Ford decide manter antiga jornada na fábrica de Taubaté até agosto
Funcionários devem decidir fim da greve em assembleia nesta quinta (6)


Funcionários aderiram a greve por mudanças na jornada de trabalho
Divulgação/Sindmetau
A Ford sinalizou que vai manter até agosto a antiga jornada de trabalho, sem produção aos sábados e domingos, o que deve por fim a greve dos funcionários da unidade de Taubaté, iniciada na segunda-feira (3). A tendência é que os trabalhadores decidam em assembleia junto ao Sindicato dos Metalúrgicos de Taubaté.
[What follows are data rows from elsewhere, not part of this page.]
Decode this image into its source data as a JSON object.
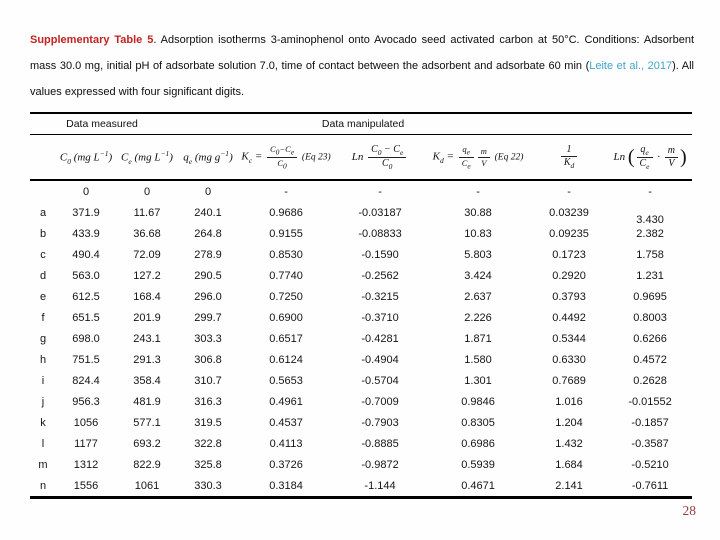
{
  "page": {
    "number": "28"
  },
  "title": {
    "label": "Supplementary Table 5",
    "body_before_link": ". Adsorption isotherms 3-aminophenol onto Avocado seed activated carbon at 50°C. Conditions: Adsorbent mass 30.0 mg, initial pH of adsorbate solution 7.0, time of contact between the adsorbent and adsorbate 60 min (",
    "link": "Leite et al., 2017",
    "body_after_link": "). All values expressed with four significant digits."
  },
  "colors": {
    "caption_label_red": "#c32222",
    "citation_link_blue": "#41a5c9",
    "page_number_red": "#9e3b3b",
    "table_border_black": "#000000"
  },
  "table": {
    "groups": [
      {
        "label": "Data measured"
      },
      {
        "label": "Data manipulated"
      }
    ],
    "columns_html": [
      "C<sub>0</sub> (mg L<sup>−1</sup>)",
      "C<sub>e</sub> (mg L<sup>−1</sup>)",
      "q<sub>e</sub> (mg g<sup>−1</sup>)",
      "K<sub>c</sub> = <span class=\"frac sm\"><span class=\"num\">C<sub>0</sub>−C<sub>e</sub></span><span class=\"den\">C<sub>0</sub></span></span> <span class=\"eq\">(Eq 23)</span>",
      "Ln <span class=\"frac lg\"><span class=\"num\">C<sub>0</sub> − C<sub>e</sub></span><span class=\"den\">C<sub>0</sub></span></span>",
      "K<sub>d</sub> = <span class=\"frac sm\"><span class=\"num\">q<sub>e</sub></span><span class=\"den\">C<sub>e</sub></span></span><span class=\"frac sm\"><span class=\"num\">m</span><span class=\"den\">V</span></span> <span class=\"eq\">(Eq 22)</span>",
      "<span class=\"frac lg\"><span class=\"num\">1</span><span class=\"den\">K<sub>d</sub></span></span>",
      "Ln <span class=\"paren\">(</span><span class=\"frac lg\"><span class=\"num\">q<sub>e</sub></span><span class=\"den\">C<sub>e</sub></span></span> · <span class=\"frac lg\"><span class=\"num\">m</span><span class=\"den\">V</span></span><span class=\"paren\">)</span>"
    ],
    "rows": [
      {
        "label": "",
        "values": [
          "0",
          "0",
          "0",
          "-",
          "-",
          "-",
          "-",
          "-"
        ]
      },
      {
        "label": "a",
        "values": [
          "371.9",
          "11.67",
          "240.1",
          "0.9686",
          "-0.03187",
          "30.88",
          "0.03239",
          "3.430"
        ]
      },
      {
        "label": "b",
        "values": [
          "433.9",
          "36.68",
          "264.8",
          "0.9155",
          "-0.08833",
          "10.83",
          "0.09235",
          "2.382"
        ]
      },
      {
        "label": "c",
        "values": [
          "490.4",
          "72.09",
          "278.9",
          "0.8530",
          "-0.1590",
          "5.803",
          "0.1723",
          "1.758"
        ]
      },
      {
        "label": "d",
        "values": [
          "563.0",
          "127.2",
          "290.5",
          "0.7740",
          "-0.2562",
          "3.424",
          "0.2920",
          "1.231"
        ]
      },
      {
        "label": "e",
        "values": [
          "612.5",
          "168.4",
          "296.0",
          "0.7250",
          "-0.3215",
          "2.637",
          "0.3793",
          "0.9695"
        ]
      },
      {
        "label": "f",
        "values": [
          "651.5",
          "201.9",
          "299.7",
          "0.6900",
          "-0.3710",
          "2.226",
          "0.4492",
          "0.8003"
        ]
      },
      {
        "label": "g",
        "values": [
          "698.0",
          "243.1",
          "303.3",
          "0.6517",
          "-0.4281",
          "1.871",
          "0.5344",
          "0.6266"
        ]
      },
      {
        "label": "h",
        "values": [
          "751.5",
          "291.3",
          "306.8",
          "0.6124",
          "-0.4904",
          "1.580",
          "0.6330",
          "0.4572"
        ]
      },
      {
        "label": "i",
        "values": [
          "824.4",
          "358.4",
          "310.7",
          "0.5653",
          "-0.5704",
          "1.301",
          "0.7689",
          "0.2628"
        ]
      },
      {
        "label": "j",
        "values": [
          "956.3",
          "481.9",
          "316.3",
          "0.4961",
          "-0.7009",
          "0.9846",
          "1.016",
          "-0.01552"
        ]
      },
      {
        "label": "k",
        "values": [
          "1056",
          "577.1",
          "319.5",
          "0.4537",
          "-0.7903",
          "0.8305",
          "1.204",
          "-0.1857"
        ]
      },
      {
        "label": "l",
        "values": [
          "1177",
          "693.2",
          "322.8",
          "0.4113",
          "-0.8885",
          "0.6986",
          "1.432",
          "-0.3587"
        ]
      },
      {
        "label": "m",
        "values": [
          "1312",
          "822.9",
          "325.8",
          "0.3726",
          "-0.9872",
          "0.5939",
          "1.684",
          "-0.5210"
        ]
      },
      {
        "label": "n",
        "values": [
          "1556",
          "1061",
          "330.3",
          "0.3184",
          "-1.144",
          "0.4671",
          "2.141",
          "-0.7611"
        ]
      }
    ]
  }
}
A proposta, apresentada pelo Ministério Público em uma audiência de conciliação nesta quarta-feira (5) no TRT (Tribunal Regional de Trabalho) de Campinas, já foi aceita e pela montadora.
A tendência é que o sindicato aceite esse medida em assembleia nesta quinta-feira (6), programada para as 16h, com os funcionários do primeiro e segundo turno.
“É uma alternativa para acabar com a greve até acharmos o caminho para aprovar a nossa proposta, se eles concordarem está resolvido, voltamos ao trabalho, retomamos as conversas e os dias parados a fábrica absorve sem prejudicar os trabalhadores”, diz o vice-presidente do Sindmetau, Valmir Marques da Silva, conhecido como Biro-Biro.
O acordo apresentado em reunião deve vigorar temporariamente, até uma conciliação entre a montadora e o sindicato ou o julgamento que está previsto para acontecer no dia 9 de agosto.
Jornada
Até o dia 30 de junho, os 1.600 trabalhadores seguiam realizando a jornada “ABC”, que deve ser retomada após votação em aseembleia com toda a fábrica. O perfil de trabalho, segundo a empresa, se trata do funcionamento da produção de segunda a sexta-feira, com algumas atividades de manutenção aos sábados.
O sindicato dos metalúrgicos explica que as equipes são dividas em três, de acordo com as letras. “A turma ‘A’, maioria da fábrica, trabalha de segunda a sexta, com folga aos sábados e domingo, a turma ‘B’ fica de terça a sábado, folgando domingo e segunda, e a últiam turma, a ‘C’, trabalha de quarta a sábado e folga domingo e terça”, afirma Biro-Biro.
Crise
A mudança na escala de trabalho na fábrica teria acontecido após o fim do PPE (Programa de Proteção ao Emprego), em junho.
Durante o programa, os trabalhadores tiveram a jornada reduzida em 20%, com produção somente de segunda a quinta-feira, dedicando as sextas-feiras àrealização de cursos. O governo federal bancava 10% do salário de cada funcionário com recursos do FAT (Fundo de Amparo ao Trabalhador).
No período de vigência do PPE, os trabalhadores folgavam aos sábados e domingos. Com o término do programa, a montadora retomou a escala que vigorava anteriormente, com um dia de folga durante a semana (em dias alternados) e outro sempre aos domingos.
Montadora
A Ford informou por meio da assessoria de imprensa que está aberta para novas negociações e aprovou a prospota acordada no TRT, abonando os dias em greve. A empresa seguiu com a mesma nota oficial enviada anteriormente, confira na íntegra::
“A Ford está realizando um dos maiores investimentos nos 50 anos de história da planta de Taubaté. A confirmação desse investimento depende fundamentalmente de termos previamente negociados e acordados com o Sindicato – em especial, do restabelecimento da jornada de seis turmas. A não implementação dessa jornada ameaça seriamente a competitividade da planta.
A jornada de seis turmas foi estabelecida originalmente em 2012. Na época, foi acordado que esse regime poderia ou não ser implementado, dependendo das exigências de volume. Esse fato fundamenta o restabelecimento da jornada de seis turmas.
A Ford estará sempre aberta para negociar medidas que aumentem a competitividade e assegurem a continuidade da planta de Taubaté, além de outros temas de comum interesse.”